Più che una recensione, è bastante scrivere un'opinione su questo libercolo di circa 120 pagine, capace nonostante la brevità di regalare momenti assolutamente esaltanti.

Opera dell'affascinante scrittrice Amelie Nothomb, belga di lingua francese nata in Giappone, Metafisica Dei Tubi è una sorta di autobiografia dell'autrice nei suoi primi tre anni di vita, trascorsi con la famiglia nel Paese del Sol Levante.

Il punto forte del libro è senza dubbio il lessico e il piglio della scrittrice, che si rivela una vera maestra nell'arte di "rielaborare" i momenti più importanti della vita di un infante in un'ottica assolutamente originale e non convenzionale. Caratteristiche che risaltano appieno nelle prime trenta pagine, a mio avviso la parte più riuscita del libro, dinanzi alle quali il lettore, spiazzato dalla forza espressiva della Nothomb, non realizza se sta leggendo alcune delle verità più profonde e seducenti che abbia mai conosciuto in vita sua o si trovi davanti a una serie di stupidaggini senza senso. Un sentimento che mi ha meravigliato.

Purtroppo non tutto il libro mantiene la qualità e la folgorante bellezza di queste pagine iniziali, tant'è vero che solo verso la centoquindicesima pagina (su centoventi) lo stile summenzionato torna a mostrarsi. E' doveroso sottolineare però che, anche nella parte centrale dell'opera, molti episodi sanno comunque essere evocativi e profondi nel significato, ma si tratta di mosche bianche nello sciame di eventi dipanati dall'autrice.
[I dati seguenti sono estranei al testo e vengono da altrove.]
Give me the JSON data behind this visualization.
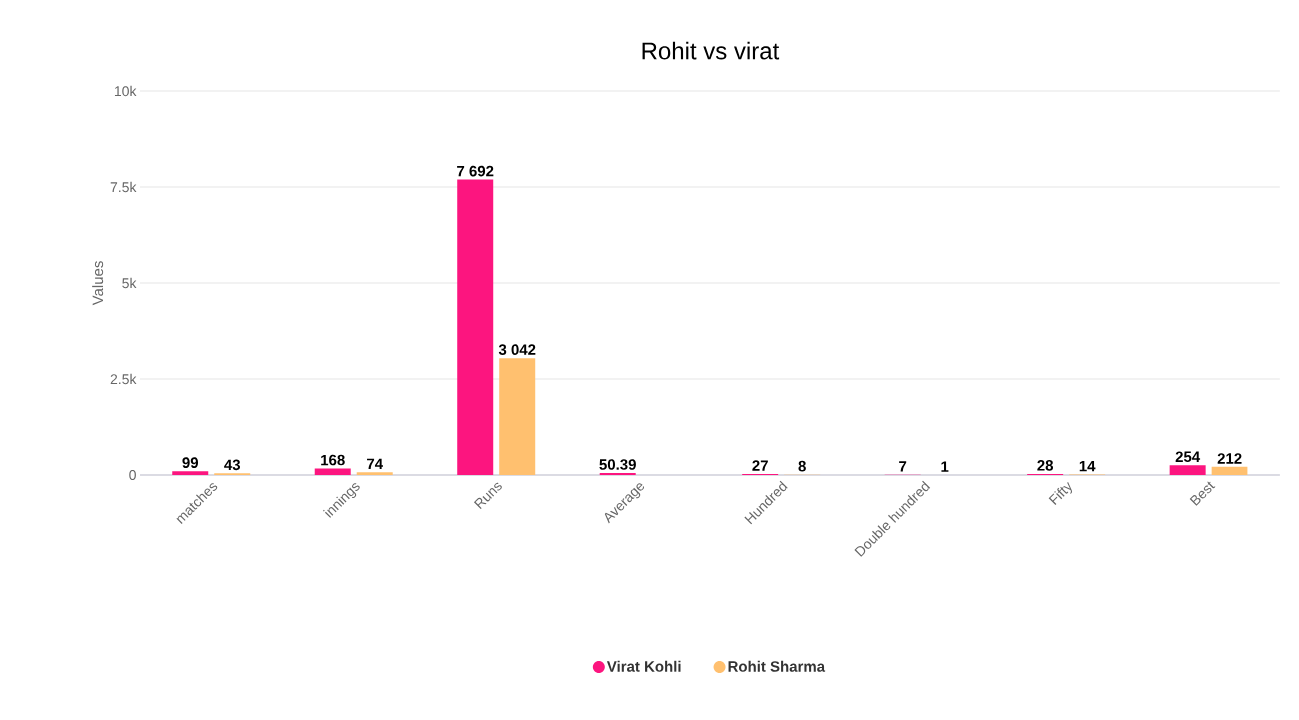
{
  "chart_data": {
    "type": "bar",
    "title": "Rohit vs virat",
    "ylabel": "Values",
    "categories": [
      "matches",
      "innings",
      "Runs",
      "Average",
      "Hundred",
      "Double hundred",
      "Fifty",
      "Best"
    ],
    "series": [
      {
        "name": "Virat Kohli",
        "color": "#fc157f",
        "values": [
          99,
          168,
          7692,
          50.39,
          27,
          7,
          28,
          254
        ],
        "value_labels": [
          "99",
          "168",
          "7 692",
          "50.39",
          "27",
          "7",
          "28",
          "254"
        ]
      },
      {
        "name": "Rohit Sharma",
        "color": "#ffc06f",
        "values": [
          43,
          74,
          3042,
          null,
          8,
          1,
          14,
          212
        ],
        "value_labels": [
          "43",
          "74",
          "3 042",
          null,
          "8",
          "1",
          "14",
          "212"
        ]
      }
    ],
    "ylim": [
      0,
      10000
    ],
    "yticks": [
      0,
      {
        "value": 2500,
        "label": "2.5k"
      },
      {
        "value": 5000,
        "label": "5k"
      },
      {
        "value": 7500,
        "label": "7.5k"
      },
      {
        "value": 10000,
        "label": "10k"
      }
    ],
    "grid": "y",
    "legend": "bottom"
  }
}
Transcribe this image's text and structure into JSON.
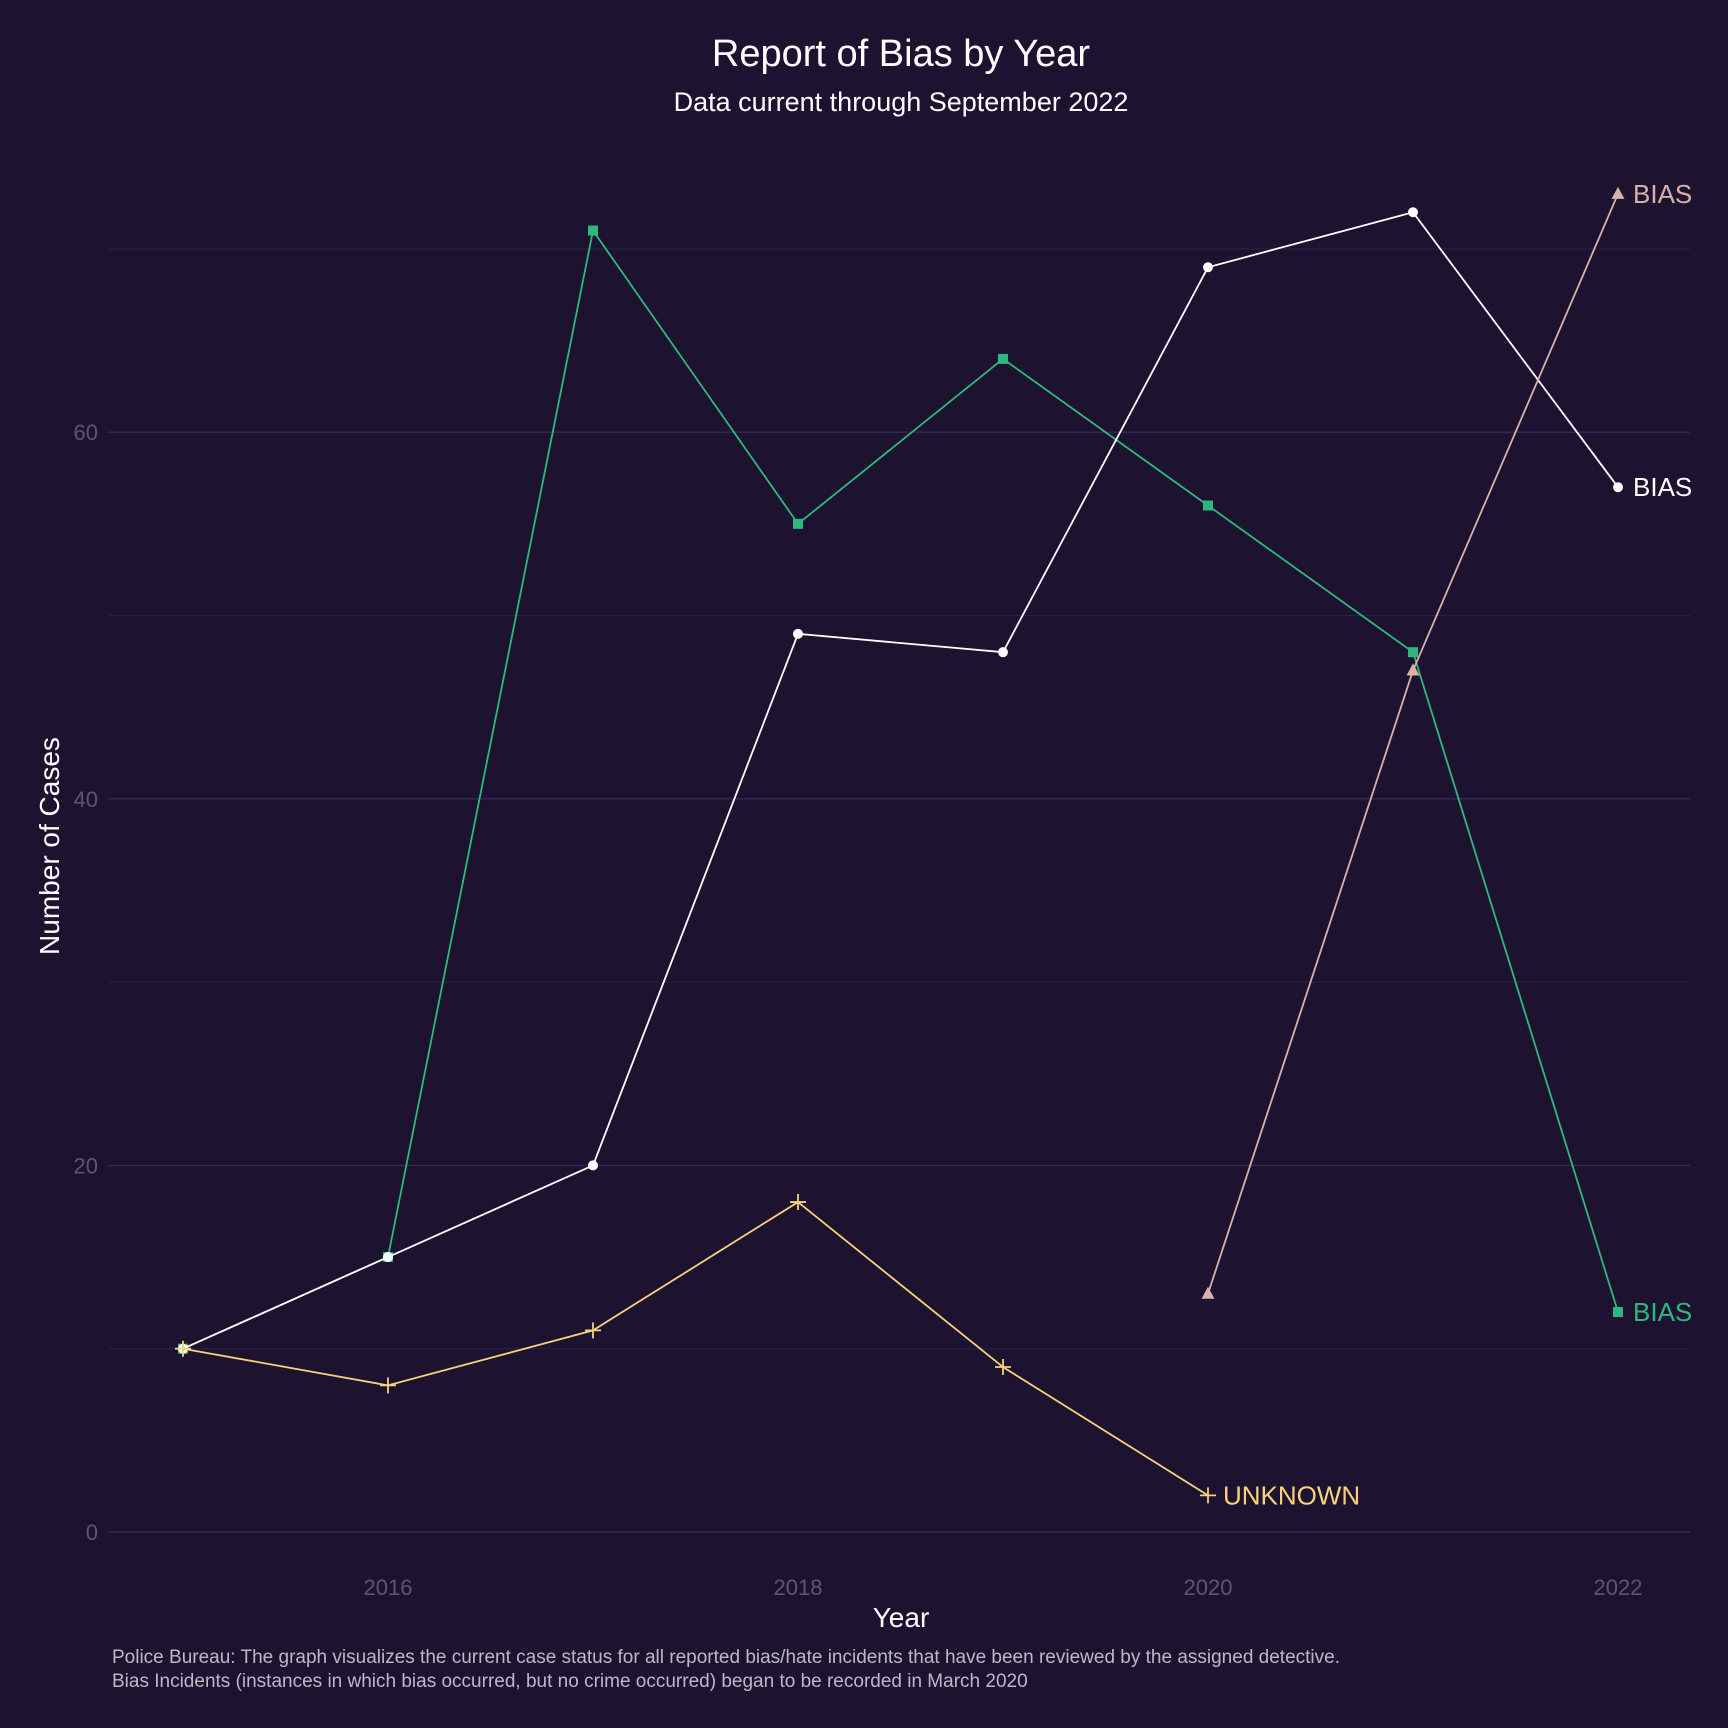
{
  "chart_data": {
    "type": "line",
    "title": "Report of Bias by Year",
    "subtitle": "Data current through September 2022",
    "xlabel": "Year",
    "ylabel": "Number of Cases",
    "x_ticks": [
      2016,
      2018,
      2020,
      2022
    ],
    "y_ticks": [
      0,
      20,
      40,
      60
    ],
    "xlim": [
      2014.75,
      2022.35
    ],
    "ylim": [
      0,
      75
    ],
    "grid": true,
    "legend": "none (labels at line ends)",
    "series": [
      {
        "name": "BIAS",
        "color": "#2db87d",
        "marker": "square",
        "x": [
          2015,
          2016,
          2017,
          2018,
          2019,
          2020,
          2021,
          2022
        ],
        "values": [
          10,
          15,
          71,
          55,
          64,
          56,
          48,
          12
        ]
      },
      {
        "name": "BIAS",
        "color": "#ffffff",
        "marker": "circle",
        "x": [
          2015,
          2016,
          2017,
          2018,
          2019,
          2020,
          2021,
          2022
        ],
        "values": [
          10,
          15,
          20,
          49,
          48,
          69,
          72,
          57
        ]
      },
      {
        "name": "BIAS",
        "color": "#d9b1a8",
        "marker": "triangle",
        "x": [
          2020,
          2021,
          2022
        ],
        "values": [
          13,
          47,
          73
        ]
      },
      {
        "name": "UNKNOWN",
        "color": "#f7d27a",
        "marker": "plus",
        "x": [
          2015,
          2016,
          2017,
          2018,
          2019,
          2020
        ],
        "values": [
          10,
          8,
          11,
          18,
          9,
          2
        ]
      }
    ],
    "caption": [
      "Police Bureau: The graph visualizes the current case status for all reported bias/hate incidents that have been reviewed by the assigned detective.",
      "Bias Incidents (instances in which bias occurred, but no crime occurred) began to be recorded in March 2020"
    ]
  }
}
Come concludo? Dico che Metafisica dei Tubi è uno dei romanzi più strani che abbia mai letto, un prodotto senza dubbio notevole ma minato da alcune scelte della scrittrice che, a mio parere, fanno perdere smalto e ritmo al racconto. Dovessi limitare il giudizio alle prime pagine, sarebbe un 9 pieno ma, come detto, gli alti e bassi dell'opera ne minano la votazione.